Thanks for the replies, yep I've seen the video on YouTube and the CD that Woodcut provide. I think I'm just going to have to save a smaller bowl and carry on removing the rest of the waste with the gouge. 

Paul, I can get the body of the bowlsaver up to the blank initially, it is in positioning the pivot (using the guide template supplied) that I cannot get the pivot lined up and the blade still touching the surface without the body moving away from the blank by around 2 inch.


----------



## Paul Hannaby (9 Jun 2013)

Yes, with shallower blanks I guess there will be a gap but bear in mind that the support is designed to give adequate support even when the cutter is fully extended so in effect, you are just starting half way round the cut.

Have you tried increasing the speed for the initial entry cut? that might help even out the chatter. Remember to slow it down again once the cut is established.


----------



## bobblezard (12 Jun 2013)

Hi Paul,
Yes I have tried speeding the cut up and slowing it down, the entry cut works well enough - it is further around the cut the the problems arise, I don't think its up to it so I have continued saving smaller bowls for now.
Thanks again


----------



## Martin Brown (14 Jun 2013)

My name is Martin Brown and I am part of the team that looks after Woodcut in the UK. 

I saw this thread and asked Woodcut for their input.

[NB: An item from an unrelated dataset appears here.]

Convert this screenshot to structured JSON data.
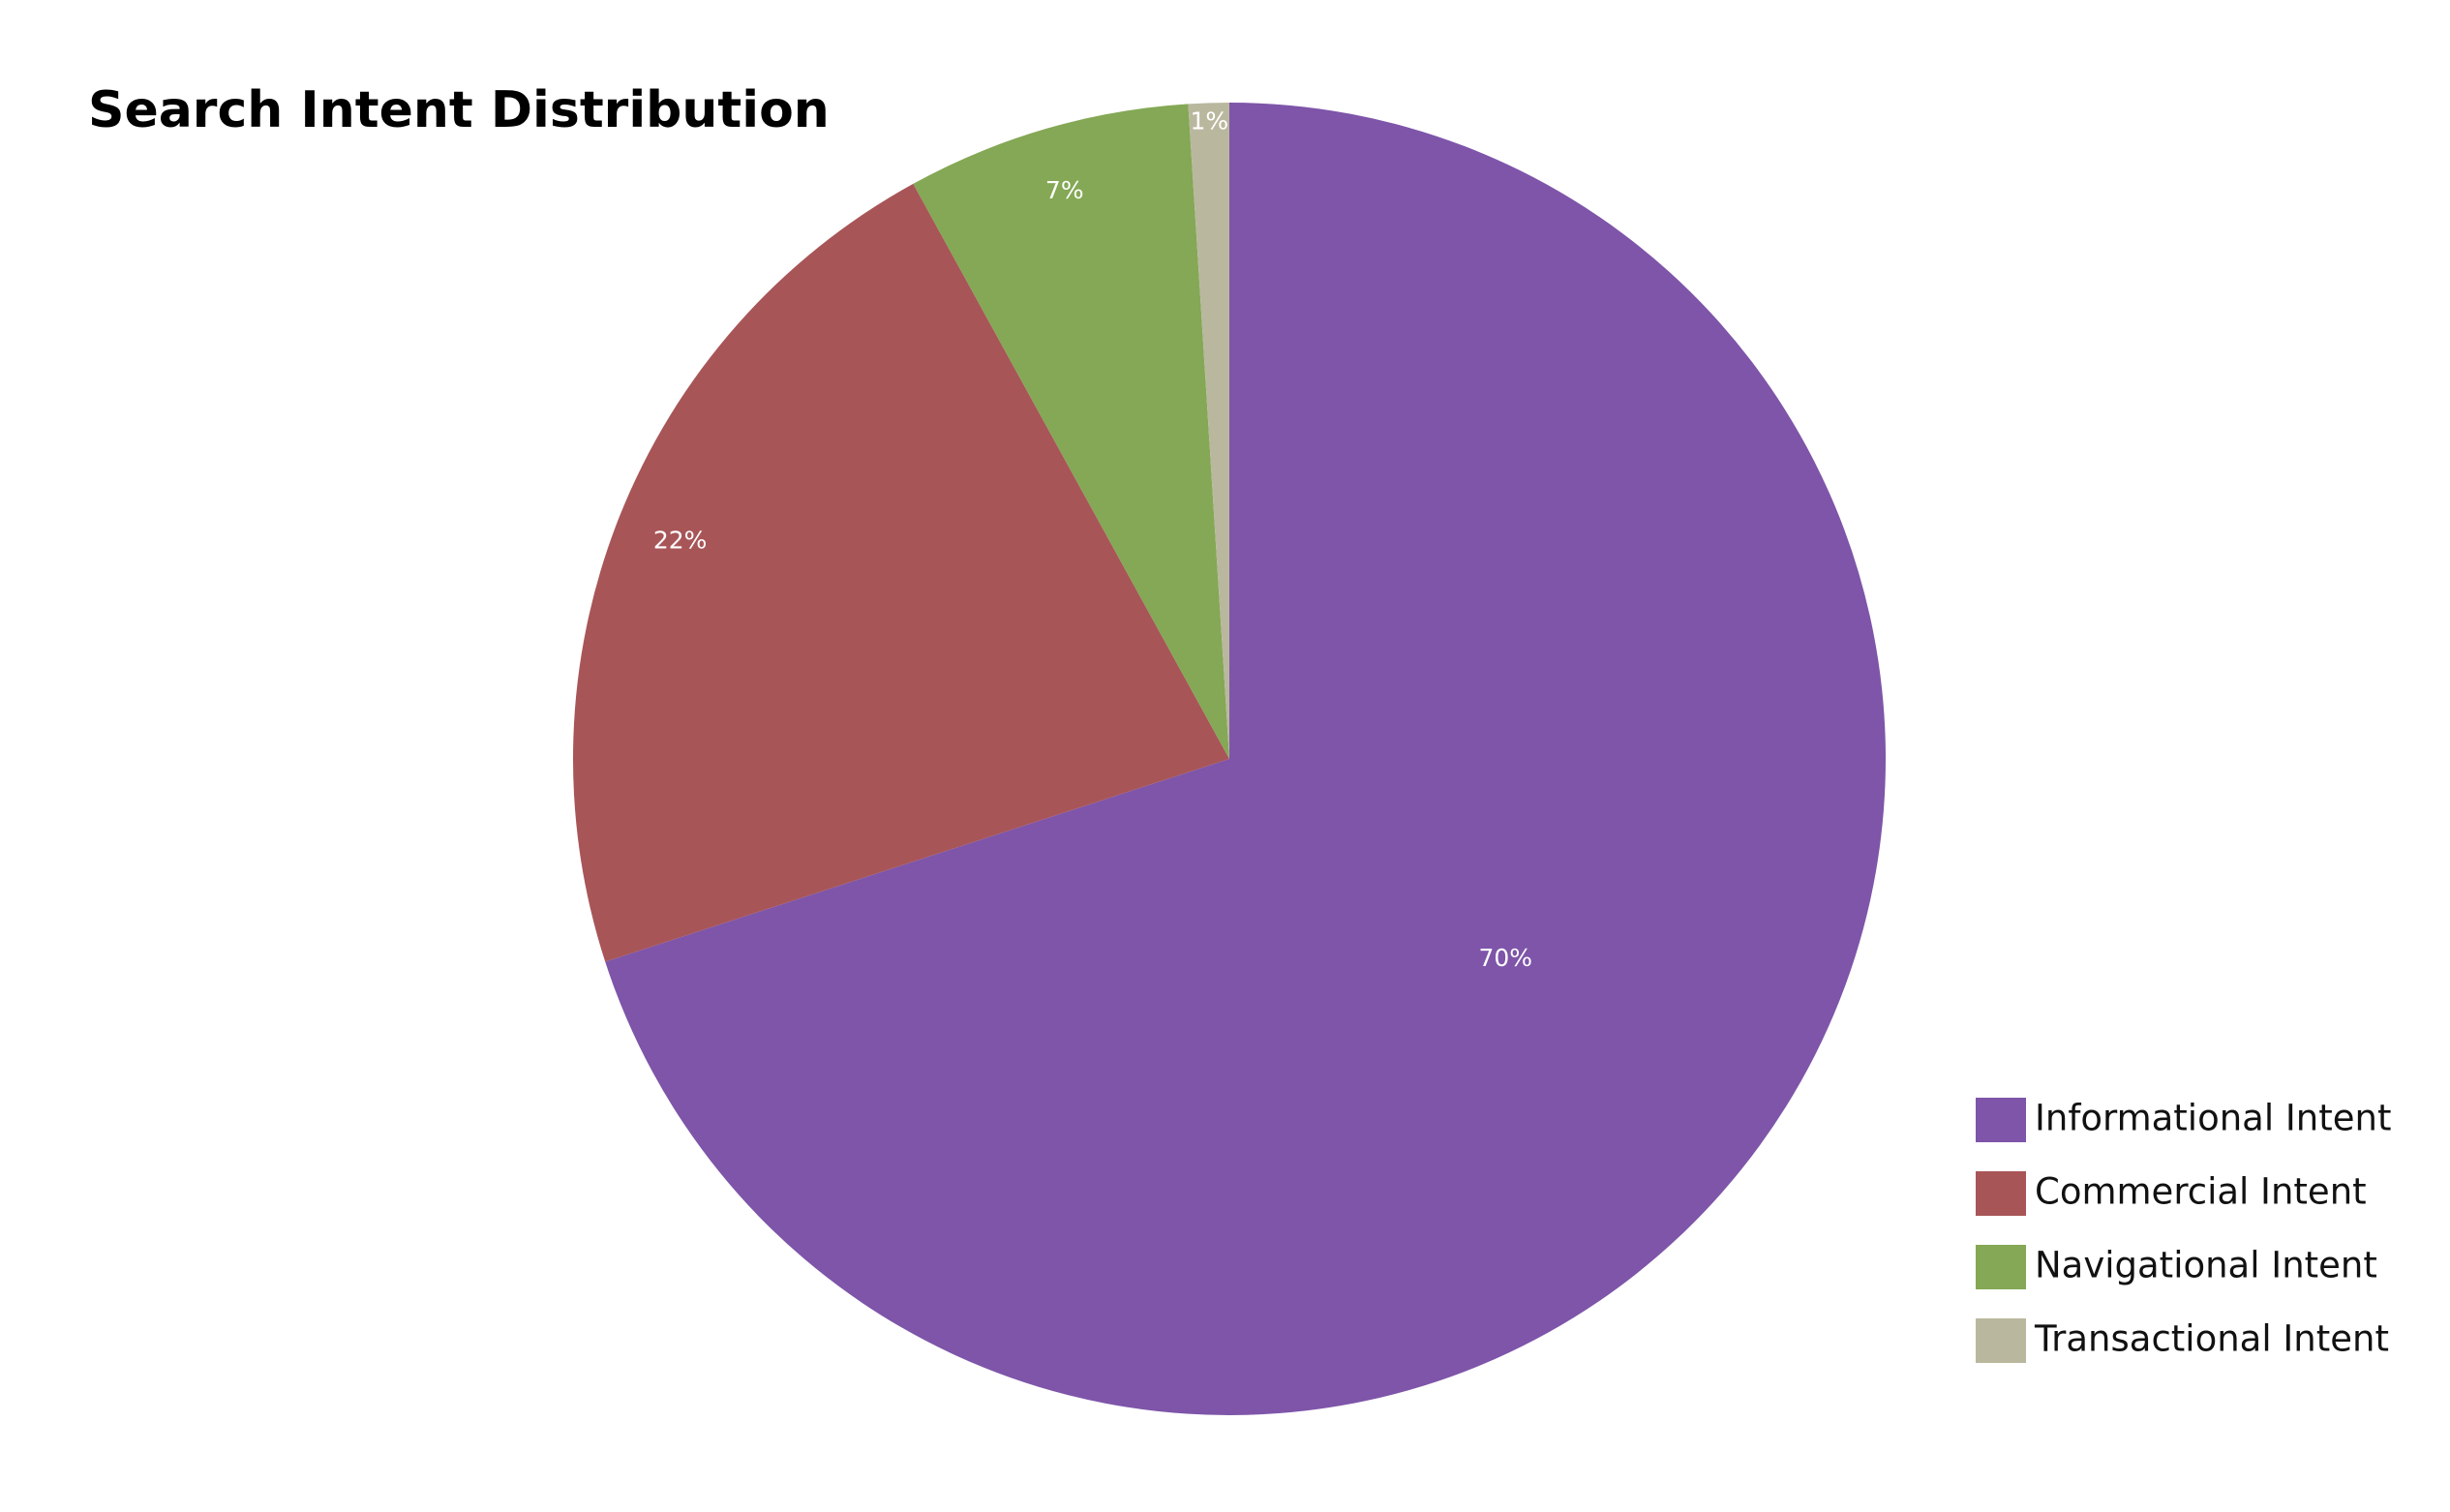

They are a small company who live and breathe their tools, so I thought it a good idea to seek a response.

Here is the reply. Note I am not a woodturner and so have posted this as I received it, and would welcome any comments. If you would like to email Peter at Woodcut directly I can put you in touch.

_Our 2 blades have radii of 95 and 125mm.
The ideal size blank to get maximum yield is 350 x 150mm. Maximum yield under normal circumstances is 4 bowls.
The most we have obtained with the aid of the Bowlsaver Laser Guide (and a
little trickery!) with a dry kauri blank is 7 bowls!

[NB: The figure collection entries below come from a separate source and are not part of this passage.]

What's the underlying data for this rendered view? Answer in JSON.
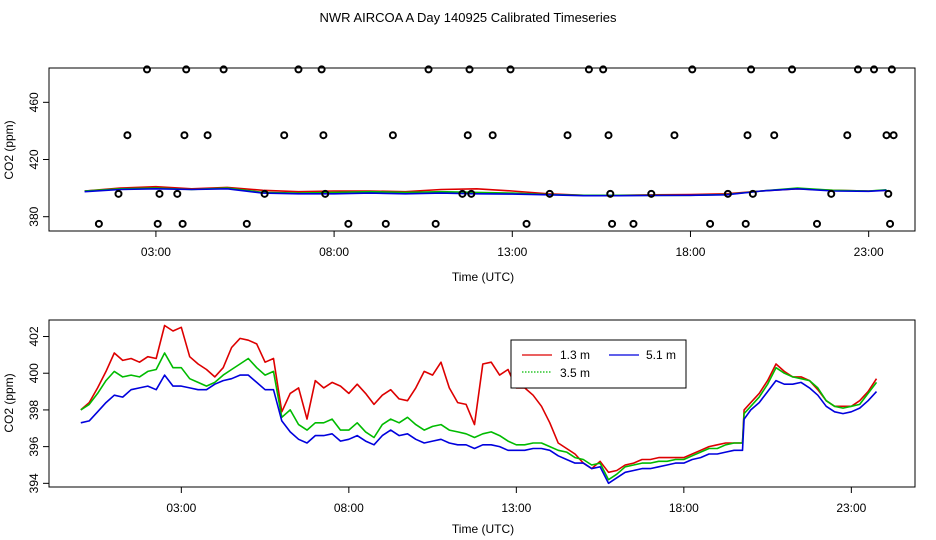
{
  "chart_data": [
    {
      "type": "scatter+line",
      "title": "NWR AIRCOA A  Day 140925  Calibrated Timeseries",
      "xlabel": "Time (UTC)",
      "ylabel": "CO2 (ppm)",
      "xlim": [
        0,
        24.3
      ],
      "ylim": [
        370,
        484
      ],
      "xticks": [
        {
          "v": 3,
          "label": "03:00"
        },
        {
          "v": 8,
          "label": "08:00"
        },
        {
          "v": 13,
          "label": "13:00"
        },
        {
          "v": 18,
          "label": "18:00"
        },
        {
          "v": 23,
          "label": "23:00"
        }
      ],
      "yticks": [
        {
          "v": 380,
          "label": "380"
        },
        {
          "v": 420,
          "label": "420"
        },
        {
          "v": 460,
          "label": "460"
        }
      ],
      "series": [
        {
          "name": "1.3 m",
          "color": "#dd0000",
          "x": [
            1,
            2,
            3,
            4,
            5,
            6,
            7,
            8,
            9,
            10,
            11,
            12,
            13,
            14,
            15,
            16,
            17,
            18,
            19,
            20,
            21,
            22,
            23,
            23.5
          ],
          "y": [
            398,
            400,
            401,
            399.5,
            400.5,
            398.5,
            397.5,
            398,
            398,
            397.5,
            399,
            399.5,
            398,
            396,
            395,
            395,
            395.3,
            395.5,
            396,
            398,
            399.5,
            398.5,
            398,
            398.5
          ]
        },
        {
          "name": "3.5 m",
          "color": "#00bb00",
          "x": [
            1,
            2,
            3,
            4,
            5,
            6,
            7,
            8,
            9,
            10,
            11,
            12,
            13,
            14,
            15,
            16,
            17,
            18,
            19,
            20,
            21,
            22,
            23,
            23.5
          ],
          "y": [
            398,
            399.5,
            400,
            399,
            400,
            397,
            396.5,
            397,
            397.5,
            397,
            397.5,
            397,
            396.5,
            395.5,
            395,
            395,
            395,
            395,
            395.5,
            398,
            400,
            398.5,
            398,
            398.8
          ]
        },
        {
          "name": "5.1 m",
          "color": "#0000dd",
          "x": [
            1,
            2,
            3,
            4,
            5,
            6,
            7,
            8,
            9,
            10,
            11,
            12,
            13,
            14,
            15,
            16,
            17,
            18,
            19,
            20,
            21,
            22,
            23,
            23.5
          ],
          "y": [
            397.5,
            399,
            399.5,
            399,
            399.5,
            396.5,
            396,
            396,
            396.5,
            396,
            396.5,
            396,
            395.8,
            395.3,
            394.7,
            394.7,
            394.8,
            395,
            395.3,
            398,
            399.5,
            398,
            397.8,
            398.5
          ]
        }
      ],
      "points": {
        "color": "#000000",
        "x": [
          1.4,
          1.95,
          2.2,
          2.75,
          3.05,
          3.1,
          3.6,
          3.75,
          3.8,
          3.85,
          4.45,
          4.9,
          5.55,
          6.05,
          6.6,
          7.0,
          7.65,
          7.7,
          7.75,
          8.4,
          9.45,
          9.65,
          10.65,
          10.85,
          11.6,
          11.75,
          11.8,
          11.85,
          12.45,
          12.95,
          13.4,
          14.05,
          14.55,
          15.15,
          15.55,
          15.7,
          15.75,
          15.8,
          16.4,
          16.9,
          17.55,
          18.05,
          18.55,
          19.05,
          19.55,
          19.6,
          19.7,
          19.75,
          20.35,
          20.85,
          21.55,
          21.95,
          22.4,
          22.7,
          23.15,
          23.5,
          23.55,
          23.6,
          23.65,
          23.7
        ],
        "y": [
          375,
          396,
          437,
          483,
          375,
          396,
          396,
          375,
          437,
          483,
          437,
          483,
          375,
          396,
          437,
          483,
          483,
          437,
          396,
          375,
          375,
          437,
          483,
          375,
          396,
          437,
          483,
          396,
          437,
          483,
          375,
          396,
          437,
          483,
          483,
          437,
          396,
          375,
          375,
          396,
          437,
          483,
          375,
          396,
          375,
          437,
          483,
          396,
          437,
          483,
          375,
          396,
          437,
          483,
          483,
          437,
          396,
          375,
          483,
          437
        ]
      }
    },
    {
      "type": "line",
      "title": "",
      "xlabel": "Time (UTC)",
      "ylabel": "CO2 (ppm)",
      "xlim": [
        -0.95,
        24.9
      ],
      "ylim": [
        393.8,
        402.9
      ],
      "xticks": [
        {
          "v": 3,
          "label": "03:00"
        },
        {
          "v": 8,
          "label": "08:00"
        },
        {
          "v": 13,
          "label": "13:00"
        },
        {
          "v": 18,
          "label": "18:00"
        },
        {
          "v": 23,
          "label": "23:00"
        }
      ],
      "yticks": [
        {
          "v": 394,
          "label": "394"
        },
        {
          "v": 396,
          "label": "396"
        },
        {
          "v": 398,
          "label": "398"
        },
        {
          "v": 400,
          "label": "400"
        },
        {
          "v": 402,
          "label": "402"
        }
      ],
      "legend": {
        "position": "top-center",
        "entries": [
          "1.3 m",
          "3.5 m",
          "5.1 m"
        ]
      },
      "series": [
        {
          "name": "1.3 m",
          "color": "#dd0000",
          "x": [
            0,
            0.25,
            0.5,
            0.75,
            1,
            1.25,
            1.5,
            1.75,
            2,
            2.25,
            2.5,
            2.75,
            3,
            3.25,
            3.5,
            3.75,
            4,
            4.25,
            4.5,
            4.75,
            5,
            5.25,
            5.5,
            5.75,
            6,
            6.25,
            6.5,
            6.75,
            7,
            7.25,
            7.5,
            7.75,
            8,
            8.25,
            8.5,
            8.75,
            9,
            9.25,
            9.5,
            9.75,
            10,
            10.25,
            10.5,
            10.75,
            11,
            11.25,
            11.5,
            11.75,
            12,
            12.25,
            12.5,
            12.75,
            13,
            13.25,
            13.5,
            13.75,
            14,
            14.25,
            14.5,
            14.75,
            15,
            15.25,
            15.5,
            15.75,
            16,
            16.25,
            16.5,
            16.75,
            17,
            17.25,
            17.5,
            17.75,
            18,
            18.25,
            18.5,
            18.75,
            19,
            19.25,
            19.5,
            19.75,
            19.8,
            20,
            20.25,
            20.5,
            20.75,
            21,
            21.25,
            21.5,
            21.75,
            22,
            22.25,
            22.5,
            22.75,
            23,
            23.25,
            23.5,
            23.75
          ],
          "y": [
            398,
            398.4,
            399.2,
            400.1,
            401.1,
            400.7,
            400.8,
            400.6,
            400.9,
            400.8,
            402.6,
            402.3,
            402.5,
            400.9,
            400.5,
            400.2,
            399.8,
            400.3,
            401.4,
            401.9,
            401.8,
            401.6,
            400.6,
            400.8,
            397.9,
            398.9,
            399.2,
            397.5,
            399.6,
            399.2,
            399.5,
            399.3,
            398.9,
            399.4,
            398.9,
            398.3,
            398.8,
            399.1,
            398.6,
            398.5,
            399.2,
            400.1,
            399.9,
            400.6,
            399.2,
            398.4,
            398.3,
            397.2,
            400.5,
            400.6,
            399.9,
            400.2,
            399.2,
            399.2,
            398.8,
            398.2,
            397.3,
            396.2,
            395.9,
            395.6,
            395.1,
            394.8,
            395.2,
            394.6,
            394.7,
            395,
            395.1,
            395.3,
            395.3,
            395.4,
            395.4,
            395.4,
            395.4,
            395.6,
            395.8,
            396,
            396.1,
            396.2,
            396.2,
            396.2,
            398,
            398.4,
            398.9,
            399.6,
            400.5,
            400.1,
            399.8,
            399.8,
            399.6,
            399.1,
            398.5,
            398.2,
            398.2,
            398.2,
            398.5,
            399,
            399.7
          ]
        },
        {
          "name": "3.5 m",
          "color": "#00bb00",
          "x": [
            0,
            0.25,
            0.5,
            0.75,
            1,
            1.25,
            1.5,
            1.75,
            2,
            2.25,
            2.5,
            2.75,
            3,
            3.25,
            3.5,
            3.75,
            4,
            4.25,
            4.5,
            4.75,
            5,
            5.25,
            5.5,
            5.75,
            6,
            6.25,
            6.5,
            6.75,
            7,
            7.25,
            7.5,
            7.75,
            8,
            8.25,
            8.5,
            8.75,
            9,
            9.25,
            9.5,
            9.75,
            10,
            10.25,
            10.5,
            10.75,
            11,
            11.25,
            11.5,
            11.75,
            12,
            12.25,
            12.5,
            12.75,
            13,
            13.25,
            13.5,
            13.75,
            14,
            14.25,
            14.5,
            14.75,
            15,
            15.25,
            15.5,
            15.75,
            16,
            16.25,
            16.5,
            16.75,
            17,
            17.25,
            17.5,
            17.75,
            18,
            18.25,
            18.5,
            18.75,
            19,
            19.25,
            19.5,
            19.75,
            19.8,
            20,
            20.25,
            20.5,
            20.75,
            21,
            21.25,
            21.5,
            21.75,
            22,
            22.25,
            22.5,
            22.75,
            23,
            23.25,
            23.5,
            23.75
          ],
          "y": [
            398,
            398.3,
            398.9,
            399.6,
            400.1,
            399.8,
            399.9,
            399.8,
            400.1,
            400.2,
            401.1,
            400.3,
            400.3,
            399.7,
            399.5,
            399.3,
            399.5,
            399.9,
            400.2,
            400.5,
            400.8,
            400.3,
            399.9,
            400.1,
            397.6,
            398,
            397.2,
            396.9,
            397.3,
            397.3,
            397.5,
            396.9,
            396.9,
            397.3,
            396.8,
            396.5,
            397.2,
            397.5,
            397.3,
            397.6,
            397.2,
            396.9,
            397.1,
            397.2,
            396.9,
            396.8,
            396.7,
            396.5,
            396.7,
            396.8,
            396.6,
            396.3,
            396.1,
            396.1,
            396.2,
            396.2,
            396,
            395.8,
            395.7,
            395.4,
            395.3,
            395,
            395.1,
            394.2,
            394.5,
            394.9,
            395,
            395.1,
            395.1,
            395.2,
            395.2,
            395.3,
            395.3,
            395.5,
            395.7,
            395.9,
            395.9,
            396.1,
            396.2,
            396.2,
            397.8,
            398.2,
            398.7,
            399.4,
            400.3,
            400,
            399.8,
            399.7,
            399.6,
            399.2,
            398.5,
            398.2,
            398.1,
            398.2,
            398.3,
            398.9,
            399.5
          ]
        },
        {
          "name": "5.1 m",
          "color": "#0000dd",
          "x": [
            0,
            0.25,
            0.5,
            0.75,
            1,
            1.25,
            1.5,
            1.75,
            2,
            2.25,
            2.5,
            2.75,
            3,
            3.25,
            3.5,
            3.75,
            4,
            4.25,
            4.5,
            4.75,
            5,
            5.25,
            5.5,
            5.75,
            6,
            6.25,
            6.5,
            6.75,
            7,
            7.25,
            7.5,
            7.75,
            8,
            8.25,
            8.5,
            8.75,
            9,
            9.25,
            9.5,
            9.75,
            10,
            10.25,
            10.5,
            10.75,
            11,
            11.25,
            11.5,
            11.75,
            12,
            12.25,
            12.5,
            12.75,
            13,
            13.25,
            13.5,
            13.75,
            14,
            14.25,
            14.5,
            14.75,
            15,
            15.25,
            15.5,
            15.75,
            16,
            16.25,
            16.5,
            16.75,
            17,
            17.25,
            17.5,
            17.75,
            18,
            18.25,
            18.5,
            18.75,
            19,
            19.25,
            19.5,
            19.75,
            19.8,
            20,
            20.25,
            20.5,
            20.75,
            21,
            21.25,
            21.5,
            21.75,
            22,
            22.25,
            22.5,
            22.75,
            23,
            23.25,
            23.5,
            23.75
          ],
          "y": [
            397.3,
            397.4,
            397.9,
            398.4,
            398.8,
            398.7,
            399.1,
            399.2,
            399.3,
            399.1,
            399.9,
            399.3,
            399.3,
            399.2,
            399.1,
            399.1,
            399.4,
            399.6,
            399.7,
            399.9,
            399.9,
            399.5,
            399.1,
            399.1,
            397.4,
            396.8,
            396.4,
            396.2,
            396.6,
            396.6,
            396.7,
            396.3,
            396.4,
            396.6,
            396.3,
            396.1,
            396.6,
            396.9,
            396.6,
            396.7,
            396.4,
            396.2,
            396.3,
            396.4,
            396.2,
            396.1,
            396.1,
            395.9,
            396.1,
            396.1,
            396,
            395.8,
            395.8,
            395.8,
            395.9,
            395.9,
            395.8,
            395.5,
            395.3,
            395.1,
            395.1,
            394.8,
            394.9,
            394,
            394.3,
            394.6,
            394.7,
            394.8,
            394.8,
            394.9,
            395,
            395.1,
            395.1,
            395.3,
            395.4,
            395.6,
            395.6,
            395.7,
            395.8,
            395.8,
            397.5,
            398,
            398.4,
            399,
            399.6,
            399.4,
            399.4,
            399.5,
            399.2,
            398.8,
            398.2,
            397.9,
            397.8,
            397.9,
            398.1,
            398.5,
            399
          ]
        }
      ]
    }
  ]
}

What I recommend is as follows:
- Get a BS Laser guide which will show him where the blade is going to cut.
- Put the blade tip up to the bowl and pull the pivot part of the Bowlsaver assembly back. This will eliminate the hang-over and chatter he was experiencing and cut a shallower bowl.
- When he gets towards the maximum depth of cut, stop the lathe, loosen the 2 blade tightening bolts and slide the blade out so that the base is no more than half way out. Re-tighten well before proceeding with the cut with caution.

This should work well for his 300mm wide blank and possibly up to 350mm but 400 would be pushing it._


----------



## CHJ (14 Jun 2013)

Martin Brown":2v06kyvt said:


> .....
> I saw this thread and asked Woodcut for their input. ......._Our 2 blades have radii of 95 and 125mm.
> *The ideal size blank to get maximum yield is 350 x 150mm. *........_




Unfortunately the OP has 80mm thick blanks, hence his limitation:-


bobblezard":2v06kyvt said:


> ..I don't seem to be able to save larger diameter bowls 250-300mm from *relatively thin blanks of around 80mm* thickness.
> ..


----------



## bobblezard (15 Jun 2013)

Martin,
Thank you very much for your reply, I saw the laser guide when buying but obviously this represents more outlay. I'll consider it and try the methods suggested in future, this will tempt me to set a few of the blanks aside for now.

The next batch of stock will be to the optimum dimensions suggested by Woodcut saving all these problems. 
Thank you again for your reply


----------